What Duplication Actually Costs
Cloud storage is not free. Enterprise-grade cloud contracts for mid-sized government agencies in Australia — the kind used by ACT Health or the ACT Education Directorate — typically run at rates where a single terabyte of actively managed storage costs materially more than consumer-grade alternatives, once licensing, security compliance, and redundancy tiers are factored in. When a communications team at a Civic-based agency uploads the same hero image from a ministerial announcement 15 times across a six-month campaign cycle, that overhead accumulates invisibly in budget line items labelled simply as "ICT infrastructure."
The University of Canberra's Bruce campus and ANU's Acton precinct both run substantial digital asset management systems for research publications, marketing, and internal records. In higher education broadly, a 2023 industry report from EDUCAUSE — a US-based nonprofit that tracks technology in higher education — found that duplicate and near-duplicate files represented roughly 30 percent of institutional image library volume at universities with more than 10,000 students. Neither UC nor ANU has publicly released its own deduplication audit figures, but both institutions are large enough that the EDUCAUSE benchmark offers a plausible order of magnitude.
The practical trigger for renewed attention to this issue is not just storage cost. It is the growing use of AI-powered content management tools across the ACT public sector. When duplicate images sit in a library, machine-learning cataloguing systems — increasingly used to tag and retrieve assets — train on redundant data, skewing metadata outputs and slowing retrieval times. An image of the new Woden Town Centre development, for instance, stored 18 times under variant file names, tells a cataloguing algorithm very little about what is actually new in the collection.
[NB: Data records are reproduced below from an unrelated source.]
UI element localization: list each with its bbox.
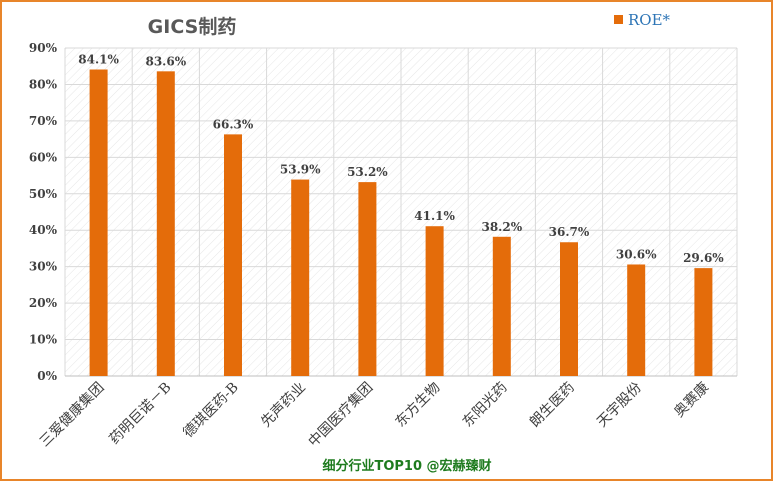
data-label: 30.6%: [616, 247, 657, 261]
gridlines: [64, 47, 738, 377]
data-label: 83.6%: [145, 54, 186, 68]
data-label: 53.2%: [347, 165, 388, 179]
bar: [627, 264, 646, 376]
x-tick-label: 东方生物: [393, 380, 444, 431]
x-tick-label: 德琪医药-B: [180, 380, 242, 442]
bar: [291, 179, 310, 376]
x-tick-label: 天宇股份: [594, 380, 645, 431]
y-tick-label: 60%: [29, 150, 58, 164]
bars: [89, 69, 713, 376]
bar: [492, 236, 511, 376]
y-tick-label: 90%: [29, 41, 58, 55]
y-tick-label: 30%: [29, 260, 58, 274]
data-label: 29.6%: [683, 251, 724, 265]
x-tick-label: 三爱健康集团: [36, 379, 107, 450]
legend: ROE*: [614, 11, 671, 29]
data-labels: 84.1% 83.6% 66.3% 53.9% 53.2% 41.1% 38.2% 36.7%…: [78, 53, 724, 266]
x-tick-label: 东阳光药: [460, 380, 511, 431]
y-tick-label: 20%: [29, 296, 58, 310]
bar: [694, 268, 713, 376]
y-tick-label: 0%: [37, 369, 57, 383]
data-label: 41.1%: [414, 209, 455, 223]
bar: [156, 71, 175, 376]
data-label: 53.9%: [280, 163, 321, 177]
x-tick-label: 奥赛康: [671, 379, 713, 421]
x-tick-label: 中国医疗集团: [305, 379, 376, 450]
bar: [358, 182, 377, 376]
bar: [560, 242, 578, 376]
legend-swatch: [614, 15, 623, 24]
footer-caption: 细分行业TOP10 @宏赫臻财: [322, 458, 491, 474]
data-label: 38.2%: [481, 220, 522, 234]
y-tick-label: 40%: [29, 223, 58, 237]
x-tick-label: 先声药业: [258, 380, 309, 431]
bar: [224, 134, 242, 376]
y-tick-label: 80%: [29, 77, 58, 91]
data-label: 84.1%: [78, 53, 119, 67]
x-tick-label: 药明巨诺－B: [107, 380, 175, 448]
bar: [425, 226, 444, 376]
bar: [89, 69, 108, 376]
y-tick-label: 50%: [29, 187, 58, 201]
legend-label: ROE*: [628, 11, 671, 29]
x-tick-label: 朗生医药: [527, 380, 578, 431]
y-tick-label: 70%: [29, 114, 58, 128]
y-tick-label: 10%: [29, 333, 58, 347]
data-label: 66.3%: [213, 117, 254, 131]
chart-title: GICS制药: [148, 15, 237, 38]
data-label: 36.7%: [549, 225, 590, 239]
y-axis: 0% 10% 20% 30% 40% 50% 60% 70% 80% 90%: [29, 41, 58, 383]
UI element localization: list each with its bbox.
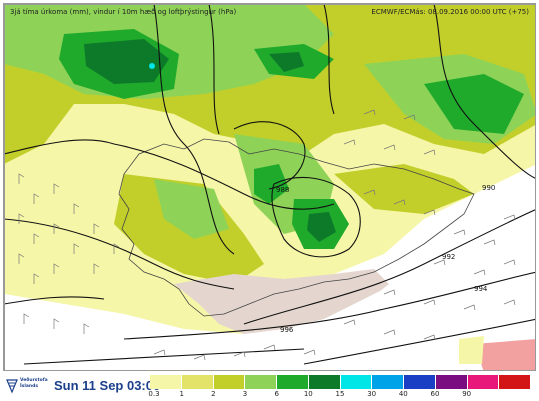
isobar-line-2 — [208, 4, 220, 135]
isobar-line-5 — [4, 139, 335, 210]
colorbar-tick: 2 — [211, 390, 216, 398]
sea-clear-south-west — [4, 294, 124, 344]
colorbar-tick: 15 — [335, 390, 345, 398]
isobar-label-988: 988 — [276, 186, 289, 194]
precip-area-dark-green-2 — [269, 52, 304, 72]
colorbar-tick: 30 — [367, 390, 377, 398]
colorbar-swatch — [404, 375, 436, 389]
colorbar-tick: 40 — [398, 390, 408, 398]
precip-area-green-3 — [424, 74, 524, 134]
precip-area-yellow-green-east — [334, 164, 474, 214]
coastline — [118, 138, 475, 317]
isobar-line-11 — [23, 348, 305, 365]
isobar-line-6 — [4, 218, 235, 290]
logo-mark-icon — [6, 379, 18, 394]
isobars — [4, 4, 535, 365]
isobar-label-990: 990 — [482, 184, 495, 192]
precip-area-light-green-4 — [154, 179, 229, 239]
colorbar-swatch — [308, 375, 341, 389]
isobar-label-994: 994 — [474, 285, 488, 293]
precipitation-map: 988 990 992 994 996 — [3, 3, 536, 371]
isobar-line-1 — [153, 4, 235, 255]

What Agencies and Institutions Can Do Now
Deduplication is not a new concept, but uptake has been inconsistent. The Australian Signals Directorate's Information Security Manual, last updated in its 2026 edition, includes guidance on data minimisation that implicitly covers redundant file stores, though it stops short of mandating specific deduplication schedules for non-sensitive imagery. Several ACT-based agencies have begun trialling perceptual hashing tools — software that generates a fingerprint for each image and flags near-identical files regardless of file name or format — as part of broader data governance reviews.
The Gungahlin and Belconnen community hubs, both of which house ACT government service delivery offices with active social media and community communications teams, represent exactly the kind of operational environment where deduplication workflows would show rapid returns. A single communications officer managing image libraries for multiple suburbs, uploading event photography from the Gungahlin town centre market or the Belconnen Arts Centre, can inadvertently create hundreds of duplicate files in a single financial year without a systematic check in place.
For institutions starting from scratch, the recommended first step is a baseline audit — running a perceptual hash scan across the full image library to produce a duplication rate figure. That number, whatever it turns out to be, becomes the benchmark. From there, automated ingestion rules that reject exact duplicates at the point of upload cost relatively little to implement and prevent the problem from compounding further. The data problem, in other words, is easier to stop than to reverse. Canberra's agencies would do well to start counting before the bill gets any larger.